As they walked us back to our table, some of the old decorations still hung on the walls touting "farm fresh eggs" and a big mirror promoting "fresh milk." Some of the tables had been replaced with graceful round tables, but the booths still sported old-fashioned stained glass.
It was as if an upscale Asian restaurant crashed into an old-fashioned American cottage. It felt odd. We ordered and I crossed my fingers that the food would be mind-blowing enough to make up for the half-remodeled building.
The soup was great. The appetizer was fine. The meal was okay. It tasted good. Nothing to complain about. But it was also nothing to drive across the city for.
Walking away, there was nothing that stood out!
It was a painful reminder on so many levels...
I've prided myself over the past 10 years on being able to tell within a few minutes of experiencing a business whether or not that business will still be open in another year. What breaks my heart most in business is seeing a business owner with a dream and a vision who gets a chunk of cashflow to open their business either from their retirement fund or through a loan, and seeing that business owner stuck carrying the weight of their less-than-successful business for the rest of their life.
I'd guess they easily put $250k into opening this property. And maybe they ran out of funds, or maybe they are planning to complete the remodel before the grand opening, or maybe they are planning to take a break after they turn some money and finish the remodel. Or maybe they think they are done.
Regardless, I walked out of there feeling guilty as the words "Maybe they'll last 12 months" crossed my mind.
It was a painful reminder on many levels. On one hand, I completely commend them for getting out there and getting started. There's something to be said for taking action and going!
But opening a half-finished location that has been drawing as much attention as this one has during the interim was not a smart move.
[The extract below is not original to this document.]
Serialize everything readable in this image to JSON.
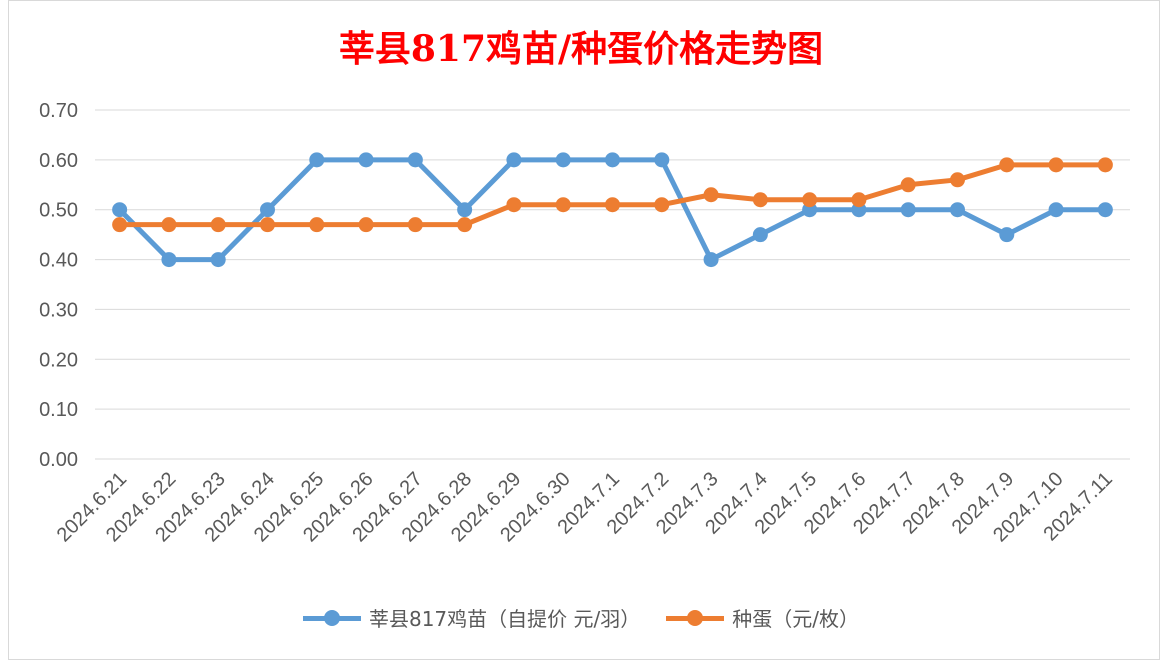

Every person who comes to visit before the remodel is complete will walk away with the same feeling: unsettled and neutral.
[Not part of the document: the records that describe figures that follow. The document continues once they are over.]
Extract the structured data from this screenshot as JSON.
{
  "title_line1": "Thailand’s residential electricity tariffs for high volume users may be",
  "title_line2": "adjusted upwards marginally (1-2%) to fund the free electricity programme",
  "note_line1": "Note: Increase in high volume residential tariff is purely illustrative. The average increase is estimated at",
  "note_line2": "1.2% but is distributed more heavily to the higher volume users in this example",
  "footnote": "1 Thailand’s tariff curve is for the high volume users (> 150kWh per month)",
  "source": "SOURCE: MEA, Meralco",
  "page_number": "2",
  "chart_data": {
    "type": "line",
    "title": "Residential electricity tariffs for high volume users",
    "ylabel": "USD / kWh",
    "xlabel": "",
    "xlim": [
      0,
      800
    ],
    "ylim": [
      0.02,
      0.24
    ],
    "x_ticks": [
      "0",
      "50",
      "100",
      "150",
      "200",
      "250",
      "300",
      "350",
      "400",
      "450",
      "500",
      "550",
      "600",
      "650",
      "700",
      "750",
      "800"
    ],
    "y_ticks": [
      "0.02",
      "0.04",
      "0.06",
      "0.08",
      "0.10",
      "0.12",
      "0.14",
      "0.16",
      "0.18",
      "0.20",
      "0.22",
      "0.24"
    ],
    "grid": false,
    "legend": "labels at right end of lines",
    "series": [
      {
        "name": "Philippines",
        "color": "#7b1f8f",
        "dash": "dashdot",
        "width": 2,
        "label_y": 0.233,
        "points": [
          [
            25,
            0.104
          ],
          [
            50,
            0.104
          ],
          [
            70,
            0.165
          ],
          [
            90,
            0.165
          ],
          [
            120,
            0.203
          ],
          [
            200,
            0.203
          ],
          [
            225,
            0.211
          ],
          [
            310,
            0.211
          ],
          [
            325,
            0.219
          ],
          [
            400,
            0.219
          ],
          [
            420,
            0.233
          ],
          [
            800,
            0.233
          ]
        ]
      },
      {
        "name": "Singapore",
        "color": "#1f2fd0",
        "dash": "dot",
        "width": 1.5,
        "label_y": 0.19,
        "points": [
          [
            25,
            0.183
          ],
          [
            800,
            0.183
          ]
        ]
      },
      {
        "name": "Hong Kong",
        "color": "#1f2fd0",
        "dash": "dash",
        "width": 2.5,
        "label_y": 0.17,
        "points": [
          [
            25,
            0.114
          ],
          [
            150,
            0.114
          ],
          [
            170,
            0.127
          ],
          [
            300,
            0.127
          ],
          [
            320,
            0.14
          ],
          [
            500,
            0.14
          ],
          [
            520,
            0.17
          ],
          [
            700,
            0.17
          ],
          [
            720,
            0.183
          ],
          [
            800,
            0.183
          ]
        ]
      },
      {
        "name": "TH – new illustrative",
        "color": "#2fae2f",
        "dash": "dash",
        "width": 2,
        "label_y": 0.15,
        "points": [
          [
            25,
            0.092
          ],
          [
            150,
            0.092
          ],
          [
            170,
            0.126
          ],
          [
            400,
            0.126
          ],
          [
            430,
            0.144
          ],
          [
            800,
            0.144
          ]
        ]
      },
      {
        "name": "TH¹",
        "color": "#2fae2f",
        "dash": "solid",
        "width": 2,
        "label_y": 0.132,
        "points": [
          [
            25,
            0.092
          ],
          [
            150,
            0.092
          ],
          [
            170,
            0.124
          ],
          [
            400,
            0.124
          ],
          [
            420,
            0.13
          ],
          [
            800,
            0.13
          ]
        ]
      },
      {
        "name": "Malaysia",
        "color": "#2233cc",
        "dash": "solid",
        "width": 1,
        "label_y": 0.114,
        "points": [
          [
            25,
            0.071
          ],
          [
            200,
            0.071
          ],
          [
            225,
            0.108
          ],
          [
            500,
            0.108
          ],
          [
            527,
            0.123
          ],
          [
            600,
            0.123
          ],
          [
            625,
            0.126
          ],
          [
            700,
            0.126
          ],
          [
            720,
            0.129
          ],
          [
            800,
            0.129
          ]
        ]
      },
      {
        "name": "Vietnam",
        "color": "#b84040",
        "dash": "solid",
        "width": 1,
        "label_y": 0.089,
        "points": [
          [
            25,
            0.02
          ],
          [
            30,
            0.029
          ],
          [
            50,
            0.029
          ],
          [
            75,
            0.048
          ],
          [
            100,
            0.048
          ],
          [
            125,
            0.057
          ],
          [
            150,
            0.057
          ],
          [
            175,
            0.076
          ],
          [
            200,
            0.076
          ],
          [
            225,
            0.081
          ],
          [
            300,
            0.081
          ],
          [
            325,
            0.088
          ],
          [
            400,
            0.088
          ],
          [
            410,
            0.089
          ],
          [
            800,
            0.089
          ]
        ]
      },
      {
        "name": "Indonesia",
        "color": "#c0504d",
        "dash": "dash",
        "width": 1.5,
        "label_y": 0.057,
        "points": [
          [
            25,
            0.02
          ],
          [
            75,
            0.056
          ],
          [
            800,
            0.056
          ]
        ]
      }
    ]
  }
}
And in business, neutral is dangerous!
If I hate you, I'll talk about you and someone might come just to see if I'm accurate. If I love you, I'll come back and bring my friends, and talk about you. If I'm neutral, I won't think about you again, except to muse over why I felt so let-down by my visit.
If there's nothing special and unique, there's no reason for me to come back!
Beyond feeling neutral, there's got to be SOMETHING to get people to come back - either transport me to Vietnam physically, or through my tastebuds. I didn't really get either of those. There's nothing that stands out about this place.
If there's nothing special and unique, there's no reason for me to come back.
In reality, it felt like they opened too soon because they ran out of cash to complete the remodel. Which, since they obviously blew a LOT of money on huge wrought iron gates and a grand piano, made me think that this was/is a first-time restaurant owner who had an idea in their head, that they couldn't get out into reality and either didn't accept advice, or didn't know who to turn to.
It's heartbreaking to see someone who obviously had some kind of vision, but doesn't know how to make it happen, and will struggle, and probably eventually close the doors after sinking hundreds of thousands of dollars. If the owner ever get out from under that debt, I'll be amazed. Or if they sunk all of their retirement funds into it, that's even worse!
Now they are stuck working forever as punishment for taking a chance and trying to build their business and they may never know what happened.
As a business owner, take time to bring in an expert. Let them help you stage your store if you aren't sure about how to bring your vision to life. Let them help you design your brand if you can't articulate it in a single (short) sentence. Let them help you figure out how to monetize your dream.
I know it costs money. But if you're investing $250k in your business, isn't it worth it to take even 10% of that to protect the rest of your investment?